To collect start-up capital, the founders had to sacrifice a lot. For example, Jobs had to sell his car. One of the companies selling electronics placed its first order for the purchase of a PC. Jobs, Wozniak and Wayne borrowed parts. Assembled computers began selling for $666.66.

The same year marked the first release of the Apple II computer for mass sale. Jobs designed the company logo and insisted on good computer advertising. More than 5 million copies were sold. At the age of 25, Steve Jobs became a millionaire.

Steve Jobs' children

In 1978, Steve Jobs had his first child, daughter Lisa Brennan-Jobs. Her mother, Krizann Brennan, never became Jobs' wife. At that time, Steve was completely absorbed in work, and therefore his personal life faded into the background. This was the reason that his relationship with his first daughter began only five years after her birth.

In 1991, Jobs married Laurene Powell. In the same year, there was an addition to the family - a son, Reed Paul, was born. Four years later, daughter Erin Siena appears, and in 1998, the youngest daughter Eva appears.
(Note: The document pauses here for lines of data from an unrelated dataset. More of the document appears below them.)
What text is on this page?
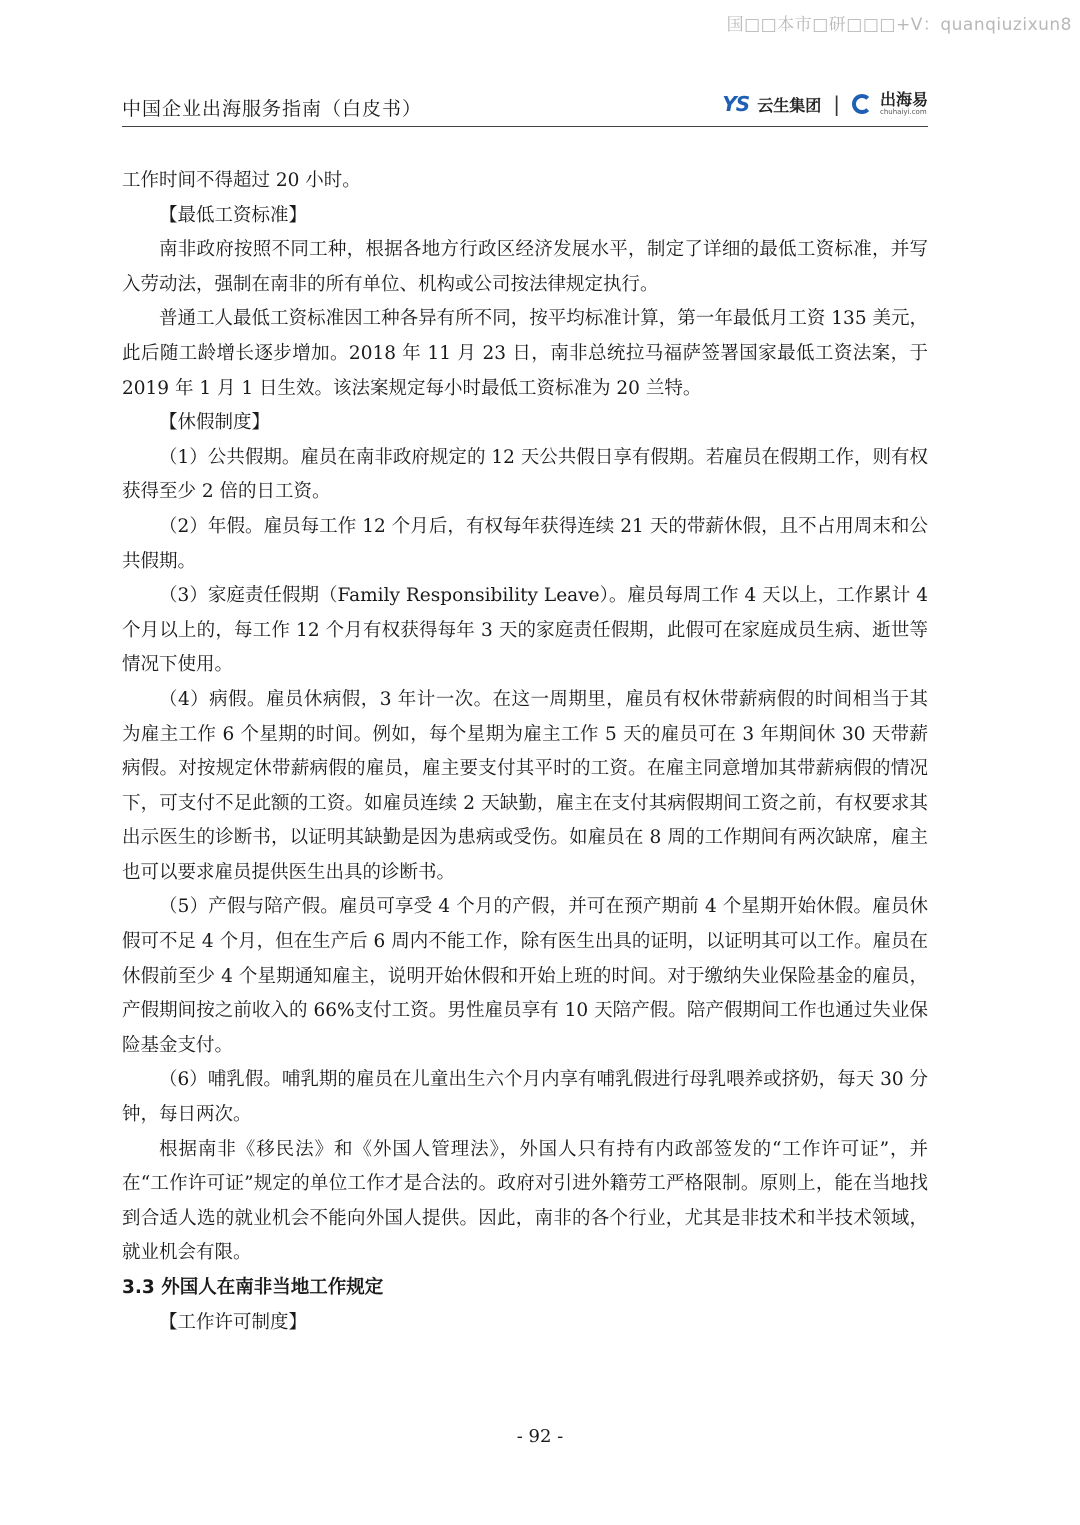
国□□本市□研□□□+V：quanqiuzixun8
中国企业出海服务指南（白皮书）	YS 云生集团 |	出海易
chuhaiyi.com

工作时间不得超过 20 小时。

【最低工资标准】

南非政府按照不同工种，根据各地方行政区经济发展水平，制定了详细的最低工资标准，并写入劳动法，强制在南非的所有单位、机构或公司按法律规定执行。

普通工人最低工资标准因工种各异有所不同，按平均标准计算，第一年最低月工资 135 美元，此后随工龄增长逐步增加。2018 年 11 月 23 日，南非总统拉马福萨签署国家最低工资法案，于 2019 年 1 月 1 日生效。该法案规定每小时最低工资标准为 20 兰特。

【休假制度】

（1）公共假期。雇员在南非政府规定的 12 天公共假日享有假期。若雇员在假期工作，则有权获得至少 2 倍的日工资。

（2）年假。雇员每工作 12 个月后，有权每年获得连续 21 天的带薪休假，且不占用周末和公共假期。

（3）家庭责任假期（Family Responsibility Leave）。雇员每周工作 4 天以上，工作累计 4 个月以上的，每工作 12 个月有权获得每年 3 天的家庭责任假期，此假可在家庭成员生病、逝世等情况下使用。

（4）病假。雇员休病假，3 年计一次。在这一周期里，雇员有权休带薪病假的时间相当于其为雇主工作 6 个星期的时间。例如，每个星期为雇主工作 5 天的雇员可在 3 年期间休 30 天带薪病假。对按规定休带薪病假的雇员，雇主要支付其平时的工资。在雇主同意增加其带薪病假的情况下，可支付不足此额的工资。如雇员连续 2 天缺勤，雇主在支付其病假期间工资之前，有权要求其出示医生的诊断书，以证明其缺勤是因为患病或受伤。如雇员在 8 周的工作期间有两次缺席，雇主也可以要求雇员提供医生出具的诊断书。

（5）产假与陪产假。雇员可享受 4 个月的产假，并可在预产期前 4 个星期开始休假。雇员休假可不足 4 个月，但在生产后 6 周内不能工作，除有医生出具的证明，以证明其可以工作。雇员在休假前至少 4 个星期通知雇主，说明开始休假和开始上班的时间。对于缴纳失业保险基金的雇员，产假期间按之前收入的 66%支付工资。男性雇员享有 10 天陪产假。陪产假期间工作也通过失业保险基金支付。

（6）哺乳假。哺乳期的雇员在儿童出生六个月内享有哺乳假进行母乳喂养或挤奶，每天 30 分钟，每日两次。

根据南非《移民法》和《外国人管理法》，外国人只有持有内政部签发的“工作许可证”，并在“工作许可证”规定的单位工作才是合法的。政府对引进外籍劳工严格限制。原则上，能在当地找到合适人选的就业机会不能向外国人提供。因此，南非的各个行业，尤其是非技术和半技术领域，就业机会有限。

3.3 外国人在南非当地工作规定

【工作许可制度】

- 92 -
These are all the children of Steve Jobs.

Steve Jobs' speech to Stanford graduates

Steve Jobs' speech to Stanford graduates is very popular. It contains interesting data from Steve's biography, his failures, losses, disappointments, victories. With all this, he tried to convey to the listener the importance of perseverance, the importance of perseverance. It doesn't matter where you grew up or who your parents are, but big role What plays in life is what the person himself wants and how much he is ready to fight for his place.

Also, in his speech, Jobs emphasized that it is important to do what you love, what brings you pleasure. Then it is much easier to achieve success. And also, you need to believe in yourself, your capabilities, and not stop there. You shouldn’t live someone else’s dream, make your own and go towards it.

Addressing the students, Steve Jobs talked about his cancer, that everyone will die sooner or later, but you need to live your life with dignity and try to have time to realize your plans. Jobs also talked about how it’s okay to make mistakes, everyone makes them. There is no need to be afraid to try, improve, reach new heights, because this is what life is for, and not to live ideally and carefree.